What is happening now? Revised surprise billing legislation sponsored by Senator Lamar Alexander, Representative Frank Pallone and Representative Greg Walden was unveiled Dec. 9, 2019. Many have accused the Alexander Bill of being quite friendly to insurance companies, essentially giving them carte blanche to dictate physician rates. Others have submitted competing bills. Physicians across the country, including those of ApolloMD, and other patient advocates have been working hard to educate members of Congress and ensure legislation for surprise billing focuses on three main points:

  1. Keeping patients out of the middle of payer-provider disputes and protecting them from surprise bills/insurance gaps
  2. Fair reimbursement for physician services, including an independent dispute resolution process which has been proven to be highly effective in several states that employ this approach
  3. Improving transparency in healthcare

Surprise Billing/Surprise Insurance Gap Resources: Medical Association of Georgia; American Hospital Association; American College of Emergency Physicians; American College of Surgeons; Florida Medical Association; Medical Society of the State of New York; Texas Medical Association; Physicians for Fair Coverage

Measles

Another major outbreak is also closing out 2019. As of Dec. 5, 2019, 1,276 individual cases of measles were confirmed in 31 states beginning Jan. 1, 2019, according to the CDC. This is the largest number of reported measles cases in the United States since 1992.
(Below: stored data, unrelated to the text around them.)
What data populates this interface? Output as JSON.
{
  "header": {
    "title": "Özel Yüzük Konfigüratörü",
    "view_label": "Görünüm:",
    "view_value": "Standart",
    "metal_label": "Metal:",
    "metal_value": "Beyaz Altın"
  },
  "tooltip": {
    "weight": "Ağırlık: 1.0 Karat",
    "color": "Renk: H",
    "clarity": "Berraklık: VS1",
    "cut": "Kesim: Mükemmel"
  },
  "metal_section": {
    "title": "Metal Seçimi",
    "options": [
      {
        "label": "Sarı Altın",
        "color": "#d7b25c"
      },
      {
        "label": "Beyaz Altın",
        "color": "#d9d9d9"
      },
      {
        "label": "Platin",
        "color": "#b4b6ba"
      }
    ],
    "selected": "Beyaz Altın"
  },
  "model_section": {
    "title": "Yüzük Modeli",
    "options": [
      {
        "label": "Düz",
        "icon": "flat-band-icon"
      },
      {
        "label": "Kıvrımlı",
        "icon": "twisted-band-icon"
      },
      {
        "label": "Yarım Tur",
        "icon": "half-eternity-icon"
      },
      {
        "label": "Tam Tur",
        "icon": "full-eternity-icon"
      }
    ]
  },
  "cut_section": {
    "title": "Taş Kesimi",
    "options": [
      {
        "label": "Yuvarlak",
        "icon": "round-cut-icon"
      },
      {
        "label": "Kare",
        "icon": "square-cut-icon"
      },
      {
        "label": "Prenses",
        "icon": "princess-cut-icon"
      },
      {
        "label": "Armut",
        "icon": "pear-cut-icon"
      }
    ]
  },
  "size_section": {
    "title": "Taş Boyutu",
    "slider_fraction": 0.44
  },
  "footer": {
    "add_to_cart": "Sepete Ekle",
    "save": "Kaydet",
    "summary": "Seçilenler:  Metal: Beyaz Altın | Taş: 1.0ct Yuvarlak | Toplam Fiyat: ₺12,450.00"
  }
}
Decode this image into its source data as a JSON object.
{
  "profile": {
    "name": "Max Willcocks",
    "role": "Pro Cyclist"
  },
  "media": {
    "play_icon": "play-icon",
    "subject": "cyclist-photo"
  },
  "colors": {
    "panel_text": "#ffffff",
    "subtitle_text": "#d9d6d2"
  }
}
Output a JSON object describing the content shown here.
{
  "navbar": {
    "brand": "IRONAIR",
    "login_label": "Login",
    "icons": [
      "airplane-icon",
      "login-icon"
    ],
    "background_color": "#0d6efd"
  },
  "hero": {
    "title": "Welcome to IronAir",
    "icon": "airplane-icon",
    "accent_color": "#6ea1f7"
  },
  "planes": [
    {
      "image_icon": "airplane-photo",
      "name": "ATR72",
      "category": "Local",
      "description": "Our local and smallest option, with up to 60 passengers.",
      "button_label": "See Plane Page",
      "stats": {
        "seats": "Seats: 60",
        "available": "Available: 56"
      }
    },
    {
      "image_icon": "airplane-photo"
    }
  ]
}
A majority of the cases are among individuals who were not vaccinated for measles. Of the cases reported, 124 people were hospitalized and 61 were reported for having complications including pneumonia and encephalitis.

States that reported cases to the CDC include: Alaska, Arizona, California, Colorado, Connecticut, Florida, Georgia, Hawaii, Idaho, Illinois, Indiana, Iowa, Kentucky, Maine, Maryland, Massachusetts, Michigan, Missouri, Nevada, New Hampshire, New Jersey, New Mexico, New York, Ohio, Oklahoma, Oregon, Pennsylvania, Tennessee, Texas, Virginia, and Washington. A majority of these outbreaks are linked to New York state. The current count of reported cases is close to doubling the U.S. outbreak of 2014.

As an organization, we look forward to the start of a new decade and hope to bring positive changes and forward movement to the industry.